# carpenter looking for work in spain



## Diablo (Jan 19, 2009)

i am a british carpenter with 20 years experience and am looking for carpentry work/boat building. currently working for sunseeker international in the uk and looking for change of scenery. regards Joe.


----------



## jojo (Sep 20, 2007)

Diablo said:


> i am a british carpenter with 20 years experience and am looking for carpentry work/boat building. currently working for sunseeker international in the uk and looking for change of scenery. regards Joe.



I guess your best bet would be to find shipbuilders in Spain and send them your CV. Other than that, the consttruction industry here has all but collapsed. 

In fact I have a friend who is a carpenter and lives here, he goes back to the UK to work when he runs out of money. 

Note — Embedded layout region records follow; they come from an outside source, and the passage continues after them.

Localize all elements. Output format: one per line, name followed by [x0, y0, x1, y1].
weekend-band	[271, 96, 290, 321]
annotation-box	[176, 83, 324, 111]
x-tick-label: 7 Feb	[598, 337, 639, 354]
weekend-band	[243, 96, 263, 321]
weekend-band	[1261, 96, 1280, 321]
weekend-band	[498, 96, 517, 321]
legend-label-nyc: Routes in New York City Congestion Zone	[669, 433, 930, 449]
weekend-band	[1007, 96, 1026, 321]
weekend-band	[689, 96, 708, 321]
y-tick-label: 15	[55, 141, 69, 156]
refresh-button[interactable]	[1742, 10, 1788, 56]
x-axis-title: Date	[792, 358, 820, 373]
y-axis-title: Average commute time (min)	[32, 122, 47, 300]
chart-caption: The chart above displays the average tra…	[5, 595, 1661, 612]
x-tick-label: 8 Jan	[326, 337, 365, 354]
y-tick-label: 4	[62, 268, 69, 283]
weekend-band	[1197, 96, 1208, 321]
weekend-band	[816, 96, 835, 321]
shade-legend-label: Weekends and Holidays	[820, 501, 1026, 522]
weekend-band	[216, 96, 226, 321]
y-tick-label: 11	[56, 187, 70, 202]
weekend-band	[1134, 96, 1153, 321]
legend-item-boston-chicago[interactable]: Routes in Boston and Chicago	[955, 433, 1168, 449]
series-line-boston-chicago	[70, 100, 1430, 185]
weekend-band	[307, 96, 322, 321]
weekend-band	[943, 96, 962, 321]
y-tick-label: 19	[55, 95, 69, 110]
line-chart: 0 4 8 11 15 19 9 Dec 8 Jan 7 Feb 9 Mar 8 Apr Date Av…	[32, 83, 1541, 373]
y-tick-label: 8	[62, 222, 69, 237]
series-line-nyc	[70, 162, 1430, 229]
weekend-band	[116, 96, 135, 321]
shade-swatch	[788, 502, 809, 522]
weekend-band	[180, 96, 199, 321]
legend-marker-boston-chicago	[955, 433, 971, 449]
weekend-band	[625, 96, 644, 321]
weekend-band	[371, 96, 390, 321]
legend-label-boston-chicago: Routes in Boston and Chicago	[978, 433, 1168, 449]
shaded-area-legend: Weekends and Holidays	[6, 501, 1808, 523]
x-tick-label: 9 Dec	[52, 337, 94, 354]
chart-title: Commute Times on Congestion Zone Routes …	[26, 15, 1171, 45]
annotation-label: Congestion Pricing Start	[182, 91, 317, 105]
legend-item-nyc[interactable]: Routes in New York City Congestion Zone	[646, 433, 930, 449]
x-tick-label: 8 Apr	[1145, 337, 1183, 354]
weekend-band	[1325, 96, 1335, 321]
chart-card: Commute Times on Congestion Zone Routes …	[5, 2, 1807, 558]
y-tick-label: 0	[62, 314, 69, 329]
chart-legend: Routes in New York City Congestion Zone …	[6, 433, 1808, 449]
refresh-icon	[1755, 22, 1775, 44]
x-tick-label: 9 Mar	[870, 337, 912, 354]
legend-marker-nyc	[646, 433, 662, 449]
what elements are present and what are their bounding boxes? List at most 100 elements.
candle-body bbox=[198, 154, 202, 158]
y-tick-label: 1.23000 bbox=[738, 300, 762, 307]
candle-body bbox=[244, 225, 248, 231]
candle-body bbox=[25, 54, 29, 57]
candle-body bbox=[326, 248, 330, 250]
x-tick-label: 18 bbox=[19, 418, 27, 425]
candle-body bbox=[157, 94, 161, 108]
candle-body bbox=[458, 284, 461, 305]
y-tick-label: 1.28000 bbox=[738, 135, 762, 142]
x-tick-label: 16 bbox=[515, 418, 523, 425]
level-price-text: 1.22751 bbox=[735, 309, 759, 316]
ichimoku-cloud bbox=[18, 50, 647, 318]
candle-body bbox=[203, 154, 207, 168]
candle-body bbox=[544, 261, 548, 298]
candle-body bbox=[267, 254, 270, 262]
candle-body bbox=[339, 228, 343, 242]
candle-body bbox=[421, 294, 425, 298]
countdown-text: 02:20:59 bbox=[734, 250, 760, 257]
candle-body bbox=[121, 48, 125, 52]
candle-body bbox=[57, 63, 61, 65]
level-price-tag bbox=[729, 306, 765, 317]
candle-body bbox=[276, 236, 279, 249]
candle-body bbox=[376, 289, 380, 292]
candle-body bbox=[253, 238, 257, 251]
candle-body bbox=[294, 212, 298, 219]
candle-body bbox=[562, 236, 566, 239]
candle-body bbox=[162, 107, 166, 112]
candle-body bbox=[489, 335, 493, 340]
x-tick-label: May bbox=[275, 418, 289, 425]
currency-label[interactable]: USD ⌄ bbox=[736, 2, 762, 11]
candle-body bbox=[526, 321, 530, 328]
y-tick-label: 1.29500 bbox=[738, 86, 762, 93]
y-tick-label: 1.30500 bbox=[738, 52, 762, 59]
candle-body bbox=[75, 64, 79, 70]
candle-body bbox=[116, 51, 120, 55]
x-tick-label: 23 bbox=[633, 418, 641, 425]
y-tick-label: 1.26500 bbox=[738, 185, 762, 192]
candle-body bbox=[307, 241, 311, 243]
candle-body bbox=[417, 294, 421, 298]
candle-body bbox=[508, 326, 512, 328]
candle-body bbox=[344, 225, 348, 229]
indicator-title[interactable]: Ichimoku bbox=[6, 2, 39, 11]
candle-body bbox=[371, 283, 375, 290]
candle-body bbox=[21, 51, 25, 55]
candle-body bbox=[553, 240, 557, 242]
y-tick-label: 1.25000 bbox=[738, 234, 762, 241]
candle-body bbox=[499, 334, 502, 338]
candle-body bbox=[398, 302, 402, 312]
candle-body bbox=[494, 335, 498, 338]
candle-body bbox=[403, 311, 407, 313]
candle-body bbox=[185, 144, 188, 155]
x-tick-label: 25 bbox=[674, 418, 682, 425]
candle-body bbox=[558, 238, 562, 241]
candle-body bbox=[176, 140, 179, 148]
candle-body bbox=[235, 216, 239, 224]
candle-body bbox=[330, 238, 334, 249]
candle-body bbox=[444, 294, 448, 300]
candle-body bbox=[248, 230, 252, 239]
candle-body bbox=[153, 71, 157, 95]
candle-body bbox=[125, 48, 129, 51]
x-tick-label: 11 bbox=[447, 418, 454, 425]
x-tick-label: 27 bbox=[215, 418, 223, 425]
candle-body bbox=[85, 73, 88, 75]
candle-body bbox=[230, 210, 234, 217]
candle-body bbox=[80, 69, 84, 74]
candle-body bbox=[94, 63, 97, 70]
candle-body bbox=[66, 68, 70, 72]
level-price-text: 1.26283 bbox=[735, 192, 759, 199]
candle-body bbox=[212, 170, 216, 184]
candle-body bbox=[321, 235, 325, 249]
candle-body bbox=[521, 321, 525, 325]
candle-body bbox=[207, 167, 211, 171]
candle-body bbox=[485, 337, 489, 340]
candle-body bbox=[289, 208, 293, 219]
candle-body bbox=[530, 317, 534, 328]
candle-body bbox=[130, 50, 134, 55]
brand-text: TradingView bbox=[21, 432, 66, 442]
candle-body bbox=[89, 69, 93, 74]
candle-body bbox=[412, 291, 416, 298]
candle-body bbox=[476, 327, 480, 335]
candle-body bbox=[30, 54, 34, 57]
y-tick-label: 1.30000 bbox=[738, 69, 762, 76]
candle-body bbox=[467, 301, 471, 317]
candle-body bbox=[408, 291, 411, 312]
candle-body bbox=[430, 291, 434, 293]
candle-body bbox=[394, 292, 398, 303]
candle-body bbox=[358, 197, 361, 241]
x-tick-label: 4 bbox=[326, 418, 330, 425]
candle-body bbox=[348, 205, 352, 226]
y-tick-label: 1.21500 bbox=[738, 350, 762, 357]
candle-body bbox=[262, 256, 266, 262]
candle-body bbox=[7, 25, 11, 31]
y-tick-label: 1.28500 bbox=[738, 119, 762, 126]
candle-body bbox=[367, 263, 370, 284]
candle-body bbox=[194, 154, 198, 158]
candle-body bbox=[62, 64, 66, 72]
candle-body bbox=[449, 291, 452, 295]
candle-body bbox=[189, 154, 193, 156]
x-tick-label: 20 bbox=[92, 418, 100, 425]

Sorry, its worse here job wise than the UK. If you dont speak Spanish then its probably even worse than that!?

Jo


----------



## jojo (Sep 20, 2007)

........ but why dont you come out and have a look around, you may find something, or you may just have a nice time looking around and plan something for the future??

Jo


----------



## chris(madrid) (Mar 23, 2008)

Diablo said:


> i am a british carpenter with 20 years experience and am looking for carpentry work/boat building. currently working for sunseeker international in the uk and looking for change of scenery. regards Joe.


Thought of contacting Sunseekers agent? - But what has already been said sadly is VERY true. I know (he's the ex of my wifes oldest schoolfriend) a German "Cabinet Maker" on the coast. 

Despite being here YEARS his Spanish is frankly not great and for ages he lived off German expats. They're leaving in droves. From what I hear he's VERY disillusioned as he's now employed a max of 1/2 days a month. By all means look - but do not trust to hope too much. 

Did see that carpenters are in demand in New Zeeland!


----------